Entry 163

There are only seven fundamental \(d = 4p\) with class number \(6\), namely \(p=29, 53, 61, 109, 157, 277, 397\).  To prevent clutter, only the first three will be stated.
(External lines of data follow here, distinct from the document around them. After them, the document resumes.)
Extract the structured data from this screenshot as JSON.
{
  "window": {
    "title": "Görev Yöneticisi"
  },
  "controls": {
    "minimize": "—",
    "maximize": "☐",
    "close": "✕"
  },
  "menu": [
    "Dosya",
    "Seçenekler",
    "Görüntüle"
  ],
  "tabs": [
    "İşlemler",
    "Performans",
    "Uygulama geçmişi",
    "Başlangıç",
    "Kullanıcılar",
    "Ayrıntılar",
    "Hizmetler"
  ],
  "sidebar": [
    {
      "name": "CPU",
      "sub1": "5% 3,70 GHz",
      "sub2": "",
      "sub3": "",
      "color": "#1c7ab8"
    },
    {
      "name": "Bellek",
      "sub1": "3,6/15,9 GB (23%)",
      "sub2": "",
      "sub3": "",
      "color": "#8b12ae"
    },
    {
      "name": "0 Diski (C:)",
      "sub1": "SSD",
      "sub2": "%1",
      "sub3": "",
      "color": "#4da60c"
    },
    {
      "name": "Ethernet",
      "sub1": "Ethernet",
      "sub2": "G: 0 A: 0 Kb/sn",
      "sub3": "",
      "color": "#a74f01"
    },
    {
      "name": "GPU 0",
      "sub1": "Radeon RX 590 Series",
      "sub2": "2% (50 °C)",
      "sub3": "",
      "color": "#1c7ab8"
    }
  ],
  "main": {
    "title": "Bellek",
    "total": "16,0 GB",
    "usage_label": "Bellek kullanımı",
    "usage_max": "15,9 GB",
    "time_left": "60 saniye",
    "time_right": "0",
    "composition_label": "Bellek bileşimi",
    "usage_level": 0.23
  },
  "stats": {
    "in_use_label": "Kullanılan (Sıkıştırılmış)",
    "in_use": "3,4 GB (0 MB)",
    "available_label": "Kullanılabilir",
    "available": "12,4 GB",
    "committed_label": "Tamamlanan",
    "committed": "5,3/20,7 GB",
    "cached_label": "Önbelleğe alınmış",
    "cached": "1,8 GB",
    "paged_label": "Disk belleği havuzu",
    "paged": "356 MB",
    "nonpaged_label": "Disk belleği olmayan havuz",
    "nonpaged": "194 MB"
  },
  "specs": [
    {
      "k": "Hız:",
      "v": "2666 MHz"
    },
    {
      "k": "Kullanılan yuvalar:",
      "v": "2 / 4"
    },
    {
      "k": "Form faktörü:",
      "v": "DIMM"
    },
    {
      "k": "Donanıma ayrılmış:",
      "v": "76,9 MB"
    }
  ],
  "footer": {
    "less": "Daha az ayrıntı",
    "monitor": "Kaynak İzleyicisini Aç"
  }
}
Given the Kronecker symbol \(\big(\frac{d}{m}\big)\), we propose

$$\begin{align}K(k_{29}) &= \frac{\sqrt{2\pi}}{2\sqrt{116}} \frac1{\;(x_1)^{1/3}} \left(\frac{y_1^2+\sqrt{y_1^4+4}}2\right)^{3/4} \left(\prod_{m=1}^{116}\Big[\Gamma\big(\tfrac{m}{116}\big)\Big]^{\big(\tfrac{-116}{m}\big)}\right)^{\color{red}{1/12}}\\ K(k_{53}) &= \frac{\sqrt{2\pi}}{2\sqrt{212}} \frac1{\;(x_2)^{1/3}} \left(\frac{y_2^2+\sqrt{y_2^4+4}}2\right)^{3/4} \left(\prod_{m=1}^{212}\Big[\Gamma\big(\tfrac{m}{212}\big)\Big]^{\big(\tfrac{-212}{m}\big)}\right)^{\color{red}{1/12}}\\ K(k_{61}) &= \frac{\sqrt{2\pi}}{2\sqrt{244}} \frac1{\;(x_3)^{1/3}} \left(\frac{y_3^2+\sqrt{y_3^4+36}}6\right)^{3/4} \left(\prod_{m=1}^{244}\Big[\Gamma\big(\tfrac{m}{244}\big)\Big]^{\big(\tfrac{-244}{m}\big)}\right)^{\color{red}{1/12}}\end{align}$$ where the \(x_n\) are the real roots of the following cubics $$x^3 - 5x^2 - 3x - 1 = 0\\ x^3 - 15x^2 - x - 1= 0\\ x^3 - 27x^2 - 5x - 1= 0$$ while the \(y_n\) are also the real roots of cubics $$y^3 - y^2 - 4y - 4 = 0\\ y^3 - 7y^2 + 13y - 11 = 0\\ y^3 - 6y^2 - 27y - 54 = 0$$ and similarly for the other \(p\).